Howard Vincent O’Brien, Wine, Women and War: A Diary of Disillusionment (1927)

It is vulgar to suppose that privacy has no purpose apart from concealment of crime and turpitude, and vulgarity is of course the reason this supposition is so widespread.  The fact is that even perfect innocence requires privacy and is soiled by the eyes of a chuckling voyeur.  The guiltless uses of privacy are various and not easily summarized, but all are in some way connected to the cultivation of individuality.  A savage may be taciturn, but his thoughts and feelings are not private.  His thoughts and feelings are reflections of the thoughts and feelings  of his tribe.

The savage has a hive-mind, a single heart, and no use whatsoever for privacy.

“There are no doors or windows in Samoa and the uses of privacy have entered into the mind of no native.”**

A civilized individual has his own mind, his own heart, and ample uses for privacy.  These three things are connected because, however civilized and individualized a man becomes, he remains at heart a natural savage to whom tribal homonoia sings a siren song.  When he is in company, even a civilized man will naturally seek to discover, and in many cases to adopt, the thoughts and feelings of that company.  These thoughts and feelings are like a brilliant sun that obliterates the spectacle of the moon and stars of his own, individual, thoughts and feelings.  Privacy is like night in its power to disclose the spectacle.

    .  .  .  . .  .  .  .   .  .  .  . that place
Of stillness and close privacy, a nook
That seemed for self-examination made;
Or, for confession, in the sinner’s need,
Hidden from all men’s view.”***

An exhibitionist is of course gratified by the ocular attention of a voyeur.  Such exchanges of felicity are by no means limited to the peep-show puerility indicated in my epigraph, but are in the vast majority of cases disguised by displacement onto physical features less overtly sexual.

“The sexual idea is repressed, and unconscious, the sexual impulse still finding a primitive and symbolic outlet . . . . her hair, her neck, her ankles . . .”†

No one altogether outgrows this primitive desire to look and be looked at, but civilized men (and women)  tame the instinct with curtains and veils of privacy, through withdrawal from what a pretentious vocabulary calls “the Gaze.”  Their withdrawal from “the Gaze” is also a recoil from what I called the soiling eyes of the chuckling voyeur.   A civilized individual is conscious of himself as a unique subject, and therefore disdains to be known as a common object employed for arousal or amusement by coarse strangers.

This is why every civilized individual employs and respects both curtains and veils, and why he (or she) exercises and demands careful custody of the eyes.

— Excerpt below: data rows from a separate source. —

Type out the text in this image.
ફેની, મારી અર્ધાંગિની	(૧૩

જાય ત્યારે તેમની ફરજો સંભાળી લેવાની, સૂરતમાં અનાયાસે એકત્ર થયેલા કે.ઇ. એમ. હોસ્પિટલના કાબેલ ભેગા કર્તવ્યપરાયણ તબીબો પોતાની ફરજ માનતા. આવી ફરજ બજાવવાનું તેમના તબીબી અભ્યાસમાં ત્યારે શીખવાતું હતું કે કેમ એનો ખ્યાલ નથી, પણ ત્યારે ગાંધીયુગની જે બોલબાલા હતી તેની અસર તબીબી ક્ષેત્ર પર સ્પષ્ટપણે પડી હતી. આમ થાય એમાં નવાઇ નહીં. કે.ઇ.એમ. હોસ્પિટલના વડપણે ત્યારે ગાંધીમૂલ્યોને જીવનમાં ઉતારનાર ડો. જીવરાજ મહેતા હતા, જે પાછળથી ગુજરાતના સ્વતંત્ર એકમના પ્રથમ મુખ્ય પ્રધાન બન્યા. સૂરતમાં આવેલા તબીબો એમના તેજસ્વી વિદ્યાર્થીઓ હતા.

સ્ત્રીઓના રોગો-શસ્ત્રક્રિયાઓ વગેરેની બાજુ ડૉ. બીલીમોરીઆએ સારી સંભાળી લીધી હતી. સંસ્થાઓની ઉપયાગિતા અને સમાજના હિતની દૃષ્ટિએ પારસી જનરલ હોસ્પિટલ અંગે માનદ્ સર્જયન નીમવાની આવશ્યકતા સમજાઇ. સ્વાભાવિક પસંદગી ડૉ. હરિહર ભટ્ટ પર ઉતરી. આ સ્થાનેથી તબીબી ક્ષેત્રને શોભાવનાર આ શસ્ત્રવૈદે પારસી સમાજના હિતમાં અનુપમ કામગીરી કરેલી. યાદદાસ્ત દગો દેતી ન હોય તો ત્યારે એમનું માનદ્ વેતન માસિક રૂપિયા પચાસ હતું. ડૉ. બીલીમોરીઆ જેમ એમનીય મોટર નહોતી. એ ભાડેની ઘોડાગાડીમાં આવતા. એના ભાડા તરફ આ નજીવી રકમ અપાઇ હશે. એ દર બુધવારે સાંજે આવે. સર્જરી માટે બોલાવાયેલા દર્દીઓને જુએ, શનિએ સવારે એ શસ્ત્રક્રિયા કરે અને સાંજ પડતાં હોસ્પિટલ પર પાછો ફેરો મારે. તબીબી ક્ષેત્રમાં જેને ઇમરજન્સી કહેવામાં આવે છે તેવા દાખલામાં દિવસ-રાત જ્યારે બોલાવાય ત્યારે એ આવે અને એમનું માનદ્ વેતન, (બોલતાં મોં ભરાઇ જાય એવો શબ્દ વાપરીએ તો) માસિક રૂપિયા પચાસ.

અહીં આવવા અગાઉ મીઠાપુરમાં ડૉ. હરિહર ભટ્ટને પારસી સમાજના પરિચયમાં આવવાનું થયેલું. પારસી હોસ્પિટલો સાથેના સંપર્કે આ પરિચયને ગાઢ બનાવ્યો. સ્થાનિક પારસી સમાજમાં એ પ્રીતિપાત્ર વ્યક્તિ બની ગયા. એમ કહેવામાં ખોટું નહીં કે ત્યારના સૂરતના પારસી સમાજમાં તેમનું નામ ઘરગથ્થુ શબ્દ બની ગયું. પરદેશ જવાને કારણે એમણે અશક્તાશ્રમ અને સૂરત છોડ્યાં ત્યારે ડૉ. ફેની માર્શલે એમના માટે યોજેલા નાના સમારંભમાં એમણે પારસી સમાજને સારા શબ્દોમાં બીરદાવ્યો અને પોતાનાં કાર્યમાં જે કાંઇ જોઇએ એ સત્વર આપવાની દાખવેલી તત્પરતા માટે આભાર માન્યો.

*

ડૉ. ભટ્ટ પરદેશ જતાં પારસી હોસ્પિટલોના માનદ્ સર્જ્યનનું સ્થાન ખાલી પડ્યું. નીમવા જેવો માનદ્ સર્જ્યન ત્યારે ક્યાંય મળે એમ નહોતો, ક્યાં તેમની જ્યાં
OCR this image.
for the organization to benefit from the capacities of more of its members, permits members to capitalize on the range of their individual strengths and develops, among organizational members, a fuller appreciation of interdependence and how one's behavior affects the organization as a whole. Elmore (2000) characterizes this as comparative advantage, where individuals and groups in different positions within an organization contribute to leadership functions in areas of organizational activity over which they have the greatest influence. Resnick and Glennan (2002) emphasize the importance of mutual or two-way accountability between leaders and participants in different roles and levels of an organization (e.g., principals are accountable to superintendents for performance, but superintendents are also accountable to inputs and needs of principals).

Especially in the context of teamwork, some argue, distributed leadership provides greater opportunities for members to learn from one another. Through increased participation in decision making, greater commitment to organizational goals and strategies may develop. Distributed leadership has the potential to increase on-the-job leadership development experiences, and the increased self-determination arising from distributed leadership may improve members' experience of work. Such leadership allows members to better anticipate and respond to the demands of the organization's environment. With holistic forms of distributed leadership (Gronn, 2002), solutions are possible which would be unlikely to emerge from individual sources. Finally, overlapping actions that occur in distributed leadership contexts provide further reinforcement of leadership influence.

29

*) Anon., Wine, Women and War: A Diary of Disillusionment, sixth ed. (New York: J.H. Sears, 1927), pp. 137-138.
**) Mary V. G. Woolley and John G. Woolley, South Sea Letters (Chicago: The New Voice Press, 1906), p. 85.
***) William Wordsworth, The Excursion (1814), bk. 3.
†) Paul Bousfield, Sex and Civilization (London: K. Paul, Trench, Trubner & Co., 1925), pp. 109, 126-127.